Ты моё дыхание (Ночь) - страница 96

– Послушайте, – слышу я лёгкое раздражение в его голосе, – на улице тишь. Дождь не предвидится. Снег тоже. Может, вы всё же оставите в покое зонт?

Чем дольше он говорит, тем крепче я вцепляюсь в ручку зонта. В случае чего, всё же можно попытаться его наконечником ширнуть.

Он вздыхает, словно понимая, что разговаривает с беспросветной тупицей и добавляет:

– Я Богдан. Островский. Внук Алины Михайловны. А вы, я так понимаю, квартирантка.

Я наконец-то опускаю зонт. Закрыть его только ума не хватает. Продолжаю пялиться на человека, о котором много слышала, но никогда не видела.

– А Михайловна где? – наконец-то прорезается у меня дар речи. Голос противный, писклявый, жалкий какой-то. Сразу видно, что я его боюсь до обморока.

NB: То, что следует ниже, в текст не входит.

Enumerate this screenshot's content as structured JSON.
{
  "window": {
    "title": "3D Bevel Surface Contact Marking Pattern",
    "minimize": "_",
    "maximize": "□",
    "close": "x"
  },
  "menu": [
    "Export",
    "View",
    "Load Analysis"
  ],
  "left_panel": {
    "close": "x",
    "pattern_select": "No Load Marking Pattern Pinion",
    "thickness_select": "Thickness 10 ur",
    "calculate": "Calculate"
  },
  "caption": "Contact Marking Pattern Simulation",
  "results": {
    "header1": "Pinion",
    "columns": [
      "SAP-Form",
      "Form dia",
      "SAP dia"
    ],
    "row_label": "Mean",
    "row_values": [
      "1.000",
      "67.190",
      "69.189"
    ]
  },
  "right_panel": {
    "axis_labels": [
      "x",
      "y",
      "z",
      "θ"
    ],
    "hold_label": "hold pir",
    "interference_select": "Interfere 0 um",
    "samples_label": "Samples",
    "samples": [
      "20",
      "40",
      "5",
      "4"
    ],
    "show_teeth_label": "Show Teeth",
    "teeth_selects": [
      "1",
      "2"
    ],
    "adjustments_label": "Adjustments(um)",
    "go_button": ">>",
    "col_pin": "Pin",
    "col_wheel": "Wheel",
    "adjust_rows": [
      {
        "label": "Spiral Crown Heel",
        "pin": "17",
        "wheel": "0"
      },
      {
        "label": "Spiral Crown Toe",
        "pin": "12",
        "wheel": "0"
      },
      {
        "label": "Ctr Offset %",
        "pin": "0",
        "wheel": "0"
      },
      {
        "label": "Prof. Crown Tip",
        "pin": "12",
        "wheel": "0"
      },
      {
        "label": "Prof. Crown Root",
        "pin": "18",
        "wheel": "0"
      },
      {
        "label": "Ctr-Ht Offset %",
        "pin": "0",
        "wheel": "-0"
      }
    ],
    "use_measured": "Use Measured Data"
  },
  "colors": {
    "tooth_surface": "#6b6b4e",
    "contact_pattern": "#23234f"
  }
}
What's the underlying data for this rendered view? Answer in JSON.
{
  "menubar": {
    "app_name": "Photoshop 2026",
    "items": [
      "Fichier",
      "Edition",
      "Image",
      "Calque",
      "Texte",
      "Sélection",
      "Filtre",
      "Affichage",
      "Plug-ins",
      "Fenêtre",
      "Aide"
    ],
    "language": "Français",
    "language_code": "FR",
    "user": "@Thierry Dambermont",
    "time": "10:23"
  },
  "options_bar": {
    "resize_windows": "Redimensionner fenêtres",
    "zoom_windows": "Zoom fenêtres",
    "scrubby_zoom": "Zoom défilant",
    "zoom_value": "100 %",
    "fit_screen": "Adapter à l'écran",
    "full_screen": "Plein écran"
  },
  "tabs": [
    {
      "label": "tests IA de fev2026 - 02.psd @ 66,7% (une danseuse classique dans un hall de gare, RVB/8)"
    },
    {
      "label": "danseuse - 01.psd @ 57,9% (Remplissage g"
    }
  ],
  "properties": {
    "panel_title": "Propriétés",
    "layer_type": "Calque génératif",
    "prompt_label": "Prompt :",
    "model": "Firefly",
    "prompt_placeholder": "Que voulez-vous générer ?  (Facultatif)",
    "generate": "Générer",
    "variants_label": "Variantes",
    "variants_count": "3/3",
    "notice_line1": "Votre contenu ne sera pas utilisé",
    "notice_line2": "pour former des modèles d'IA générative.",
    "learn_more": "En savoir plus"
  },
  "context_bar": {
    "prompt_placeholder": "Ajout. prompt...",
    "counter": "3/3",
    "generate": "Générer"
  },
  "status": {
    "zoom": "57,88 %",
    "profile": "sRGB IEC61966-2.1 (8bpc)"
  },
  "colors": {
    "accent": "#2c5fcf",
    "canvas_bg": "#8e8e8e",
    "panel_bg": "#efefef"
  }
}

Он красивый, её внук. Интересный. Брови у него необычные – с изломом, и глаза – холодный прозрачный лёд, контрастирующий с тёмными волосами. Выигрышное сочетание. Таких обычно женщины любят. Но во мне мужчина ничего, кроме отторжения не вызывает.

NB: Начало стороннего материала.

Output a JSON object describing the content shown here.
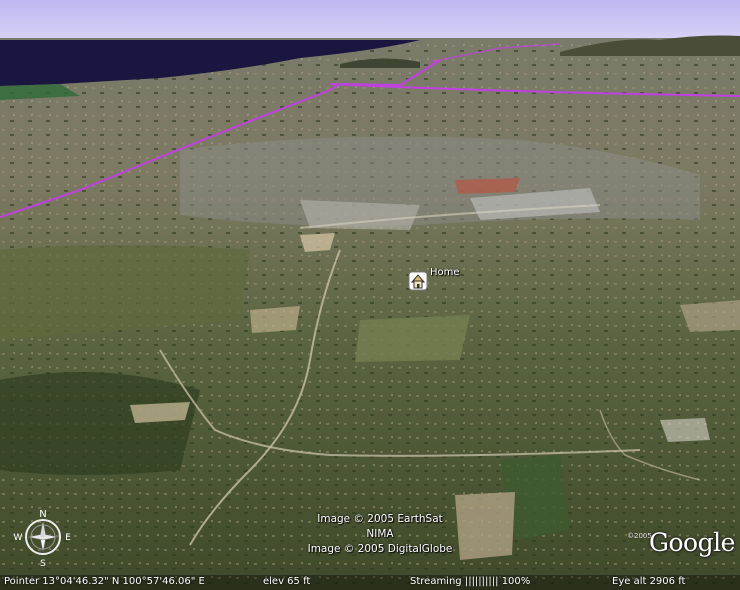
{
  "placemark": {
    "label": "Home",
    "icon": "home-placemark-icon"
  },
  "attribution": {
    "line1": "Image © 2005 EarthSat",
    "line2": "NIMA",
    "line3": "Image © 2005 DigitalGlobe"
  },
  "logo": {
    "copyright": "©2005",
    "text": "Google"
  },
  "compass": {
    "north": "N",
    "south": "S",
    "east": "E",
    "west": "W",
    "icon": "compass-icon"
  },
  "status": {
    "pointer": "Pointer  13°04'46.32\" N  100°57'46.06\" E",
    "elev": "elev    65 ft",
    "streaming": "Streaming |||||||||| 100%",
    "eye_alt": "Eye  alt    2906 ft"
  },
  "colors": {
    "border_line": "#c040e0",
    "sea": "#1a1640",
    "sky": "#ccc7f3"
  }
}
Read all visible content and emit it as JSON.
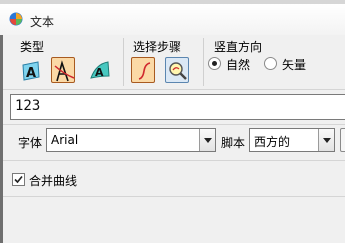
{
  "window": {
    "title": "文本",
    "app_icon": "multicolor-app-icon"
  },
  "type_group": {
    "label": "类型",
    "tools": [
      {
        "name": "text-on-plane-icon",
        "active": false
      },
      {
        "name": "text-on-curve-icon",
        "active": true
      },
      {
        "name": "text-on-face-icon",
        "active": false
      }
    ]
  },
  "select_step_group": {
    "label": "选择步骤",
    "tools": [
      {
        "name": "curve-select-icon",
        "active": true
      },
      {
        "name": "magnifier-select-icon",
        "active": false
      }
    ]
  },
  "orientation_group": {
    "label": "竖直方向",
    "options": [
      {
        "label": "自然",
        "selected": true
      },
      {
        "label": "矢量",
        "selected": false
      }
    ]
  },
  "text_value": "123",
  "font": {
    "label": "字体",
    "value": "Arial"
  },
  "script": {
    "label": "脚本",
    "value": "西方的"
  },
  "merge_curves": {
    "label": "合并曲线",
    "checked": true
  },
  "colors": {
    "active_tool_bg": "#fbd9a6",
    "active_tool_border": "#a85a20",
    "panel_bg": "#f0f0f0"
  }
}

Он богат – это видно. Одежда, часы, причёска, лоск. Но за всё это время он не появился здесь ни разу, не навестил Михайловну. Человек-невидимка. Неуловимый снайпер.

– Как раз об этом я и хочу с вами поговорить… – он слегка морщится, досадуя, а я понимаю, какая проблема его раздражает: он не помнит или не знает моего имени. Но, думаю, не помнит. Михайловна говорила ему обо мне – они разговаривали по телефону не раз. И что я квартирантка он тоже в курсе. Но таким, как он, совершенно не до таких, как я, и поэтому утруждать себя запоминанием моего имени он не стал.

– Софья. Меня зовут Софья, – подсказываю ему тихо. Островский кивает.

– Бабушку госпитализировали, – сообщает он мне, и я тяжело вздыхаю.

– Как она? И где? – делаю шаг навстречу и спотыкаюсь о зонт.

Он смотрит на меня внимательно, но особых эмоций в этом ледяном взгляде я не вижу. Скорее, изучает меня, взвешивает, что сказать. Может, немного удивлён.

– Плохо. Всё остальное – не стоит. Ходить, надоедать, проявлять ложное участие. Вы для неё чужая. Телефон я забрал – сейчас он ей не понадобится. Впереди – сложная операция и реабилитация.

Меня словно кипятком ошпарили. Я чувствую, что покраснела. Глаза жжёт от подступивших слёз, но плакать перед ним я не буду.

Бровь Островского ломается ещё больше. Ему не понятна моя реакция.

– Не нужно разыгрывать оскорблённую невинность. Сколько вы здесь прожили? Месяц? Два? Будь вы такая участливая, давно бы поняли, что с ней что-то не то. Она всегда очень активная. Была, – добавляет он через крохотную паузу. И в этот момент лицо его становится ещё жёстче. – Вы равнодушно смотрели, как она загибается, а теперь пытаетесь обижаться на мои слова?